According to the official report, 757 people were killed, of whom 586 were civilians, 50 were military personnel, and 121 were prisoners-of-war. 213 had serious injuries, 446 had minor injuries. Amongst the injured were 65 military servicemen and 75 prisoners-of-war. Later, more victims were found, with the number of deaths estimated at up to 800. More than 20,000 people were left without a shelter in the spring thaw, while the military objects were almost untouched. Immediately after the bombing raid Finnish air force bombers followed returning Soviet bombers to three military airbases near Leningrad and bombed them. During the attack, fuel tanks were destroyed and ca 25 Soviet airplanes were shot down in Tallinn with an additional ten destroyed by the Finnish Air Force (Ilmavoimat) later the same night. Finland's actions prevented a third attack wave, likely saving Tallinn’s old city from complete destruction.

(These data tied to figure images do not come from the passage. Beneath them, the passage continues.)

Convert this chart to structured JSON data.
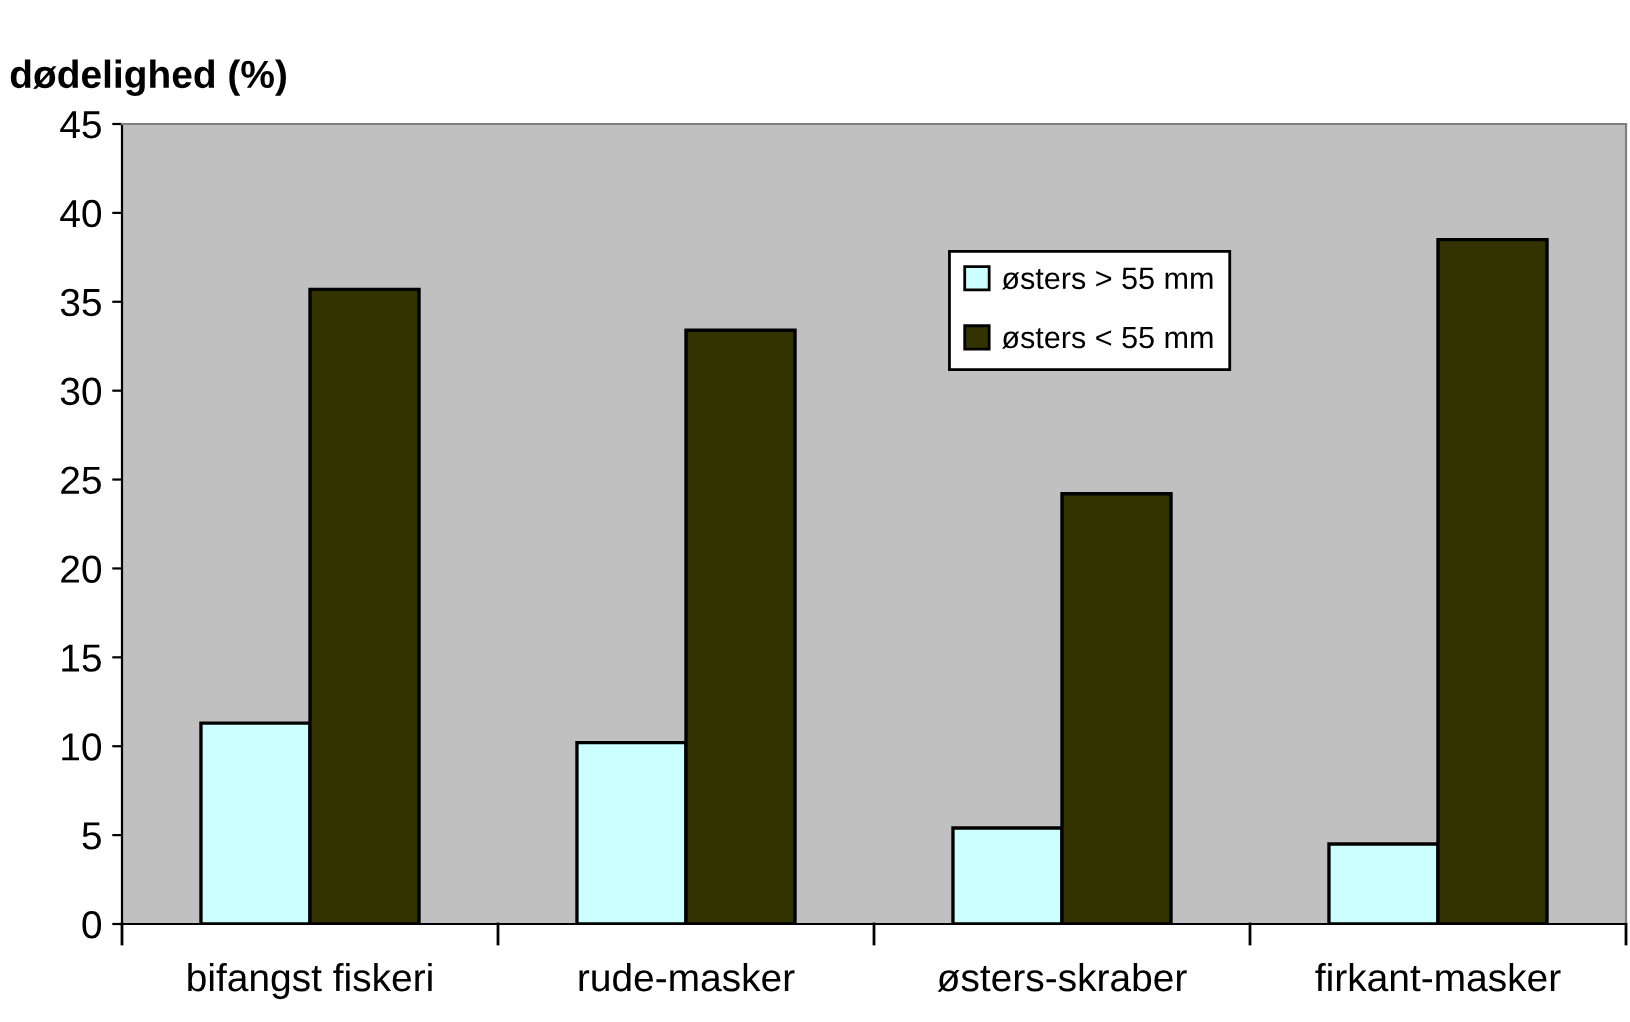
{
  "chart_data": {
    "type": "bar",
    "ylabel": "dødelighed (%)",
    "categories": [
      "bifangst fiskeri",
      "rude-masker",
      "østers-skraber",
      "firkant-masker"
    ],
    "series": [
      {
        "name": "østers > 55 mm",
        "color": "#ccffff",
        "values": [
          11.3,
          10.2,
          5.4,
          4.5
        ]
      },
      {
        "name": "østers < 55 mm",
        "color": "#333300",
        "values": [
          35.7,
          33.4,
          24.2,
          38.5
        ]
      }
    ],
    "ylim": [
      0,
      45
    ],
    "yticks": [
      0,
      5,
      10,
      15,
      20,
      25,
      30,
      35,
      40,
      45
    ],
    "grid": false,
    "legend": "top right"
  }
}
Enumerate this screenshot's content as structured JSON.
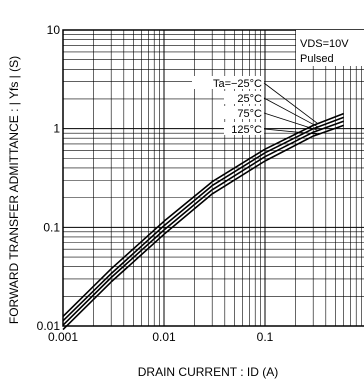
{
  "chart_data": {
    "type": "line",
    "xscale": "log",
    "yscale": "log",
    "xlim": [
      0.001,
      1
    ],
    "ylim": [
      0.01,
      10
    ],
    "grid": true,
    "xlabel": "DRAIN CURRENT : ID (A)",
    "ylabel": "FORWARD TRANSFER ADMITTANCE : | Yfs | (S)",
    "x_ticks": [
      "0.001",
      "0.01",
      "0.1"
    ],
    "y_ticks": [
      "10",
      "1",
      "0.1",
      "0.01"
    ],
    "annotations": {
      "vds": "VDS=10V",
      "pulsed": "Pulsed"
    },
    "series": [
      {
        "name": "Ta=−25°C",
        "x": [
          0.001,
          0.003,
          0.01,
          0.03,
          0.1,
          0.3,
          0.6
        ],
        "y": [
          0.0125,
          0.038,
          0.115,
          0.29,
          0.62,
          1.08,
          1.42
        ]
      },
      {
        "name": "25°C",
        "x": [
          0.001,
          0.003,
          0.01,
          0.03,
          0.1,
          0.3,
          0.6
        ],
        "y": [
          0.0113,
          0.034,
          0.104,
          0.265,
          0.57,
          1.0,
          1.3
        ]
      },
      {
        "name": "75°C",
        "x": [
          0.001,
          0.003,
          0.01,
          0.03,
          0.1,
          0.3,
          0.6
        ],
        "y": [
          0.0102,
          0.031,
          0.094,
          0.24,
          0.52,
          0.92,
          1.19
        ]
      },
      {
        "name": "125°C",
        "x": [
          0.001,
          0.003,
          0.01,
          0.03,
          0.1,
          0.3,
          0.6
        ],
        "y": [
          0.0092,
          0.028,
          0.085,
          0.218,
          0.47,
          0.84,
          1.08
        ]
      }
    ]
  }
}
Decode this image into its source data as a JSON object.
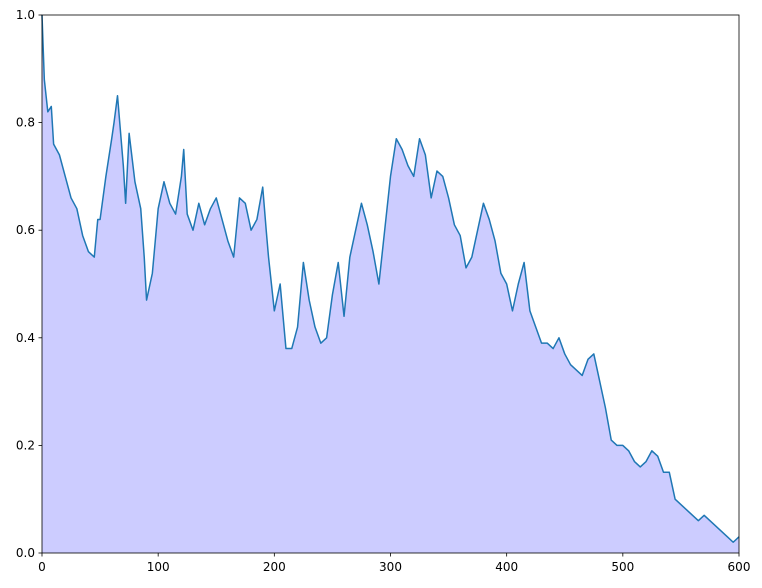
{
  "chart_data": {
    "type": "area",
    "x": [
      0,
      2,
      5,
      8,
      10,
      15,
      20,
      25,
      30,
      35,
      40,
      45,
      48,
      50,
      55,
      60,
      62,
      65,
      70,
      72,
      75,
      80,
      85,
      88,
      90,
      95,
      100,
      105,
      110,
      115,
      120,
      122,
      125,
      130,
      135,
      140,
      145,
      150,
      155,
      160,
      165,
      170,
      175,
      180,
      185,
      190,
      193,
      195,
      200,
      205,
      210,
      215,
      220,
      225,
      230,
      235,
      240,
      245,
      250,
      255,
      260,
      265,
      270,
      275,
      280,
      285,
      290,
      295,
      300,
      305,
      310,
      315,
      320,
      325,
      330,
      335,
      340,
      345,
      350,
      355,
      360,
      365,
      370,
      375,
      380,
      385,
      390,
      395,
      400,
      405,
      410,
      415,
      420,
      425,
      430,
      435,
      440,
      445,
      450,
      455,
      460,
      465,
      470,
      475,
      480,
      485,
      490,
      495,
      500,
      505,
      510,
      515,
      520,
      525,
      530,
      535,
      540,
      545,
      550,
      555,
      560,
      565,
      570,
      575,
      580,
      585,
      590,
      595,
      600
    ],
    "series": [
      {
        "color": "#1f77b4",
        "fill": "#ccccff",
        "values": [
          1.0,
          0.88,
          0.82,
          0.83,
          0.76,
          0.74,
          0.7,
          0.66,
          0.64,
          0.59,
          0.56,
          0.55,
          0.62,
          0.62,
          0.7,
          0.77,
          0.8,
          0.85,
          0.72,
          0.65,
          0.78,
          0.69,
          0.64,
          0.55,
          0.47,
          0.52,
          0.64,
          0.69,
          0.65,
          0.63,
          0.7,
          0.75,
          0.63,
          0.6,
          0.65,
          0.61,
          0.64,
          0.66,
          0.62,
          0.58,
          0.55,
          0.66,
          0.65,
          0.6,
          0.62,
          0.68,
          0.6,
          0.55,
          0.45,
          0.5,
          0.38,
          0.38,
          0.42,
          0.54,
          0.47,
          0.42,
          0.39,
          0.4,
          0.48,
          0.54,
          0.44,
          0.55,
          0.6,
          0.65,
          0.61,
          0.56,
          0.5,
          0.6,
          0.7,
          0.77,
          0.75,
          0.72,
          0.7,
          0.77,
          0.74,
          0.66,
          0.71,
          0.7,
          0.66,
          0.61,
          0.59,
          0.53,
          0.55,
          0.6,
          0.65,
          0.62,
          0.58,
          0.52,
          0.5,
          0.45,
          0.5,
          0.54,
          0.45,
          0.42,
          0.39,
          0.39,
          0.38,
          0.4,
          0.37,
          0.35,
          0.34,
          0.33,
          0.36,
          0.37,
          0.32,
          0.27,
          0.21,
          0.2,
          0.2,
          0.19,
          0.17,
          0.16,
          0.17,
          0.19,
          0.18,
          0.15,
          0.15,
          0.1,
          0.09,
          0.08,
          0.07,
          0.06,
          0.07,
          0.06,
          0.05,
          0.04,
          0.03,
          0.02,
          0.03
        ]
      }
    ],
    "xlim": [
      0,
      600
    ],
    "xticks": [
      0,
      100,
      200,
      300,
      400,
      500,
      600
    ],
    "ylim": [
      0,
      1
    ],
    "yticks": [
      {
        "value": 0,
        "label": "0.0"
      },
      0.2,
      0.4,
      0.6,
      0.8,
      {
        "value": 1,
        "label": "1.0"
      }
    ]
  }
}
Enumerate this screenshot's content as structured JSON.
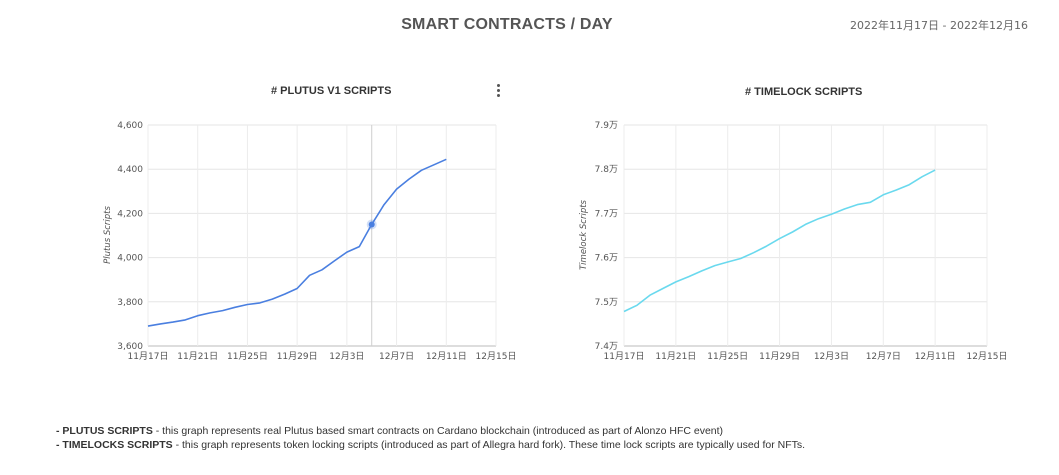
{
  "header": {
    "title": "SMART CONTRACTS / DAY",
    "date_range": "2022年11月17日 - 2022年12月16"
  },
  "chart_data": [
    {
      "type": "line",
      "title": "# PLUTUS V1 SCRIPTS",
      "xlabel": "",
      "ylabel": "Plutus Scripts",
      "x_ticks": [
        "11月17日",
        "11月21日",
        "11月25日",
        "11月29日",
        "12月3日",
        "12月7日",
        "12月11日",
        "12月15日"
      ],
      "y_ticks": [
        "3,600",
        "3,800",
        "4,000",
        "4,200",
        "4,400",
        "4,600"
      ],
      "ylim": [
        3600,
        4600
      ],
      "xlim_days": [
        0,
        28
      ],
      "color": "#4a7fe0",
      "highlight_point": {
        "day": 18,
        "value": 4150
      },
      "series": [
        {
          "x_days": [
            0,
            1,
            2,
            3,
            4,
            5,
            6,
            7,
            8,
            9,
            10,
            11,
            12,
            13,
            14,
            15,
            16,
            17,
            18,
            19,
            20,
            21,
            22,
            23,
            24
          ],
          "values": [
            3690,
            3700,
            3708,
            3718,
            3737,
            3750,
            3760,
            3775,
            3788,
            3795,
            3812,
            3835,
            3860,
            3920,
            3945,
            3985,
            4025,
            4050,
            4150,
            4240,
            4310,
            4355,
            4395,
            4420,
            4445
          ]
        }
      ]
    },
    {
      "type": "line",
      "title": "# TIMELOCK SCRIPTS",
      "xlabel": "",
      "ylabel": "Timelock Scripts",
      "x_ticks": [
        "11月17日",
        "11月21日",
        "11月25日",
        "11月29日",
        "12月3日",
        "12月7日",
        "12月11日",
        "12月15日"
      ],
      "y_ticks": [
        "7.4万",
        "7.5万",
        "7.6万",
        "7.7万",
        "7.8万",
        "7.9万"
      ],
      "ylim": [
        74000,
        79000
      ],
      "xlim_days": [
        0,
        28
      ],
      "color": "#6ad9ee",
      "series": [
        {
          "x_days": [
            0,
            1,
            2,
            3,
            4,
            5,
            6,
            7,
            8,
            9,
            10,
            11,
            12,
            13,
            14,
            15,
            16,
            17,
            18,
            19,
            20,
            21,
            22,
            23,
            24
          ],
          "values": [
            74780,
            74920,
            75150,
            75300,
            75450,
            75570,
            75700,
            75820,
            75900,
            75980,
            76110,
            76260,
            76430,
            76580,
            76750,
            76880,
            76980,
            77100,
            77200,
            77250,
            77420,
            77530,
            77650,
            77830,
            77980
          ]
        }
      ]
    }
  ],
  "footnotes": [
    {
      "bold": "- PLUTUS SCRIPTS",
      "text": " - this graph represents real Plutus based smart contracts on Cardano blockchain (introduced as part of Alonzo HFC event)"
    },
    {
      "bold": "- TIMELOCKS SCRIPTS",
      "text": " - this graph represents token locking scripts (introduced as part of Allegra hard fork). These time lock scripts are typically used for NFTs."
    }
  ]
}
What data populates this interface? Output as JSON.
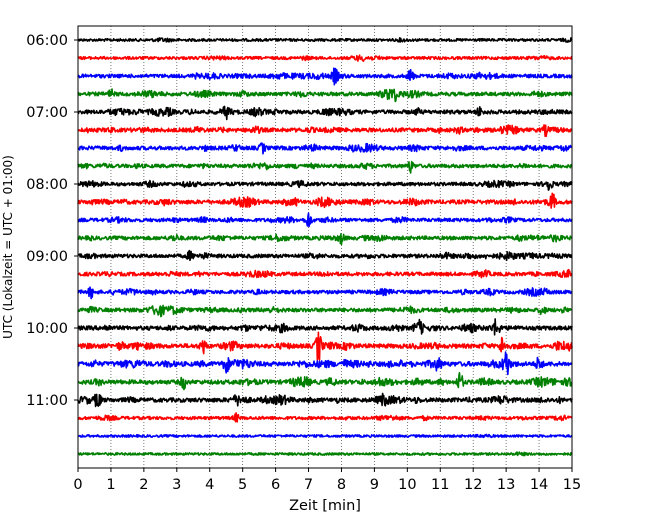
{
  "chart_data": {
    "type": "line",
    "title": "",
    "xlabel": "Zeit  [min]",
    "ylabel": "UTC (Lokalzeit = UTC + 01:00)",
    "xlim": [
      0,
      15
    ],
    "x_ticks": [
      "0",
      "1",
      "2",
      "3",
      "4",
      "5",
      "6",
      "7",
      "8",
      "9",
      "10",
      "11",
      "12",
      "13",
      "14",
      "15"
    ],
    "y_ticks": [
      "06:00",
      "07:00",
      "08:00",
      "09:00",
      "10:00",
      "11:00"
    ],
    "grid": "vertical dotted lines at each minute",
    "trace_colors_cycle": [
      "#000000",
      "#ff0000",
      "#0000ff",
      "#008000"
    ],
    "series": [
      {
        "start": "06:00",
        "color": "#000000",
        "activity": 0.15
      },
      {
        "start": "06:15",
        "color": "#ff0000",
        "activity": 0.25
      },
      {
        "start": "06:30",
        "color": "#0000ff",
        "activity": 0.55
      },
      {
        "start": "06:45",
        "color": "#008000",
        "activity": 0.6
      },
      {
        "start": "07:00",
        "color": "#000000",
        "activity": 0.7
      },
      {
        "start": "07:15",
        "color": "#ff0000",
        "activity": 0.7
      },
      {
        "start": "07:30",
        "color": "#0000ff",
        "activity": 0.65
      },
      {
        "start": "07:45",
        "color": "#008000",
        "activity": 0.55
      },
      {
        "start": "08:00",
        "color": "#000000",
        "activity": 0.5
      },
      {
        "start": "08:15",
        "color": "#ff0000",
        "activity": 0.75
      },
      {
        "start": "08:30",
        "color": "#0000ff",
        "activity": 0.5
      },
      {
        "start": "08:45",
        "color": "#008000",
        "activity": 0.6
      },
      {
        "start": "09:00",
        "color": "#000000",
        "activity": 0.6
      },
      {
        "start": "09:15",
        "color": "#ff0000",
        "activity": 0.6
      },
      {
        "start": "09:30",
        "color": "#0000ff",
        "activity": 0.55
      },
      {
        "start": "09:45",
        "color": "#008000",
        "activity": 0.65
      },
      {
        "start": "10:00",
        "color": "#000000",
        "activity": 0.75
      },
      {
        "start": "10:15",
        "color": "#ff0000",
        "activity": 0.85
      },
      {
        "start": "10:30",
        "color": "#0000ff",
        "activity": 0.95
      },
      {
        "start": "10:45",
        "color": "#008000",
        "activity": 0.8
      },
      {
        "start": "11:00",
        "color": "#000000",
        "activity": 0.8
      },
      {
        "start": "11:15",
        "color": "#ff0000",
        "activity": 0.35
      },
      {
        "start": "11:30",
        "color": "#0000ff",
        "activity": 0.05
      },
      {
        "start": "11:45",
        "color": "#008000",
        "activity": 0.05
      }
    ],
    "spikes": [
      {
        "trace": 2,
        "x": 7.8,
        "amplitude": 0.7
      },
      {
        "trace": 2,
        "x": 10.1,
        "amplitude": 0.6
      },
      {
        "trace": 3,
        "x": 1.0,
        "amplitude": 0.35
      },
      {
        "trace": 4,
        "x": 4.5,
        "amplitude": 0.4
      },
      {
        "trace": 4,
        "x": 12.2,
        "amplitude": 0.4
      },
      {
        "trace": 5,
        "x": 14.2,
        "amplitude": 0.4
      },
      {
        "trace": 6,
        "x": 5.6,
        "amplitude": 0.45
      },
      {
        "trace": 7,
        "x": 10.1,
        "amplitude": 0.55
      },
      {
        "trace": 8,
        "x": 14.3,
        "amplitude": 0.5
      },
      {
        "trace": 9,
        "x": 14.4,
        "amplitude": 0.8
      },
      {
        "trace": 10,
        "x": 7.0,
        "amplitude": 0.7
      },
      {
        "trace": 11,
        "x": 8.0,
        "amplitude": 0.45
      },
      {
        "trace": 12,
        "x": 3.4,
        "amplitude": 0.4
      },
      {
        "trace": 14,
        "x": 0.4,
        "amplitude": 0.5
      },
      {
        "trace": 15,
        "x": 14.1,
        "amplitude": 0.45
      },
      {
        "trace": 16,
        "x": 12.7,
        "amplitude": 0.7
      },
      {
        "trace": 16,
        "x": 10.4,
        "amplitude": 0.5
      },
      {
        "trace": 17,
        "x": 7.3,
        "amplitude": 1.5
      },
      {
        "trace": 17,
        "x": 3.8,
        "amplitude": 0.7
      },
      {
        "trace": 17,
        "x": 12.9,
        "amplitude": 0.9
      },
      {
        "trace": 18,
        "x": 13.0,
        "amplitude": 1.0
      },
      {
        "trace": 18,
        "x": 4.5,
        "amplitude": 0.8
      },
      {
        "trace": 18,
        "x": 14.0,
        "amplitude": 0.7
      },
      {
        "trace": 19,
        "x": 11.6,
        "amplitude": 0.9
      },
      {
        "trace": 19,
        "x": 3.2,
        "amplitude": 0.6
      },
      {
        "trace": 20,
        "x": 0.6,
        "amplitude": 0.8
      },
      {
        "trace": 20,
        "x": 9.3,
        "amplitude": 0.4
      },
      {
        "trace": 21,
        "x": 4.8,
        "amplitude": 0.35
      }
    ]
  }
}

Despite the high number of civilian casualties and low damage to military and strategic installations, sources disagree on whether the Soviet bombing raids were conducted primarily in order to destroy the morale of local civilians opposed to a return of Soviet occupation forces. Regardless of Soviet intentions, the high civilian casualty toll of the raids significantly increased the hostility of the Estonian public towards the Soviet army. On 27 February, a Soviet air raid had hit children playing in the school yard of Luunja Parish, killing four. The date of their burial was turned into a national memorial day, accompanied by the poem "Uus Herodes" ("Modern Herod") published by Henrik Visnapuu. More Estonians felt an urge to fight against the Soviet advance. A slogan:
Varemeist tõuseb kättemaks! (Vengeance Will Rise from the Ruins!)
 was written on the ruins of the Estonia Theatre. The slogan became the title of the newspaper of the 20th Waffen Grenadier Division of the SS (1st Estonian).

The last Soviet bombing raid on Tallinn was commenced on the night before 22 September 1944.

== Memorials ==
The last ruins—along Harju Street in the Old Town—served as a memorial to the victims of the raid; but the ruins were filled in 2007 and a park built over them after careful archaeological work.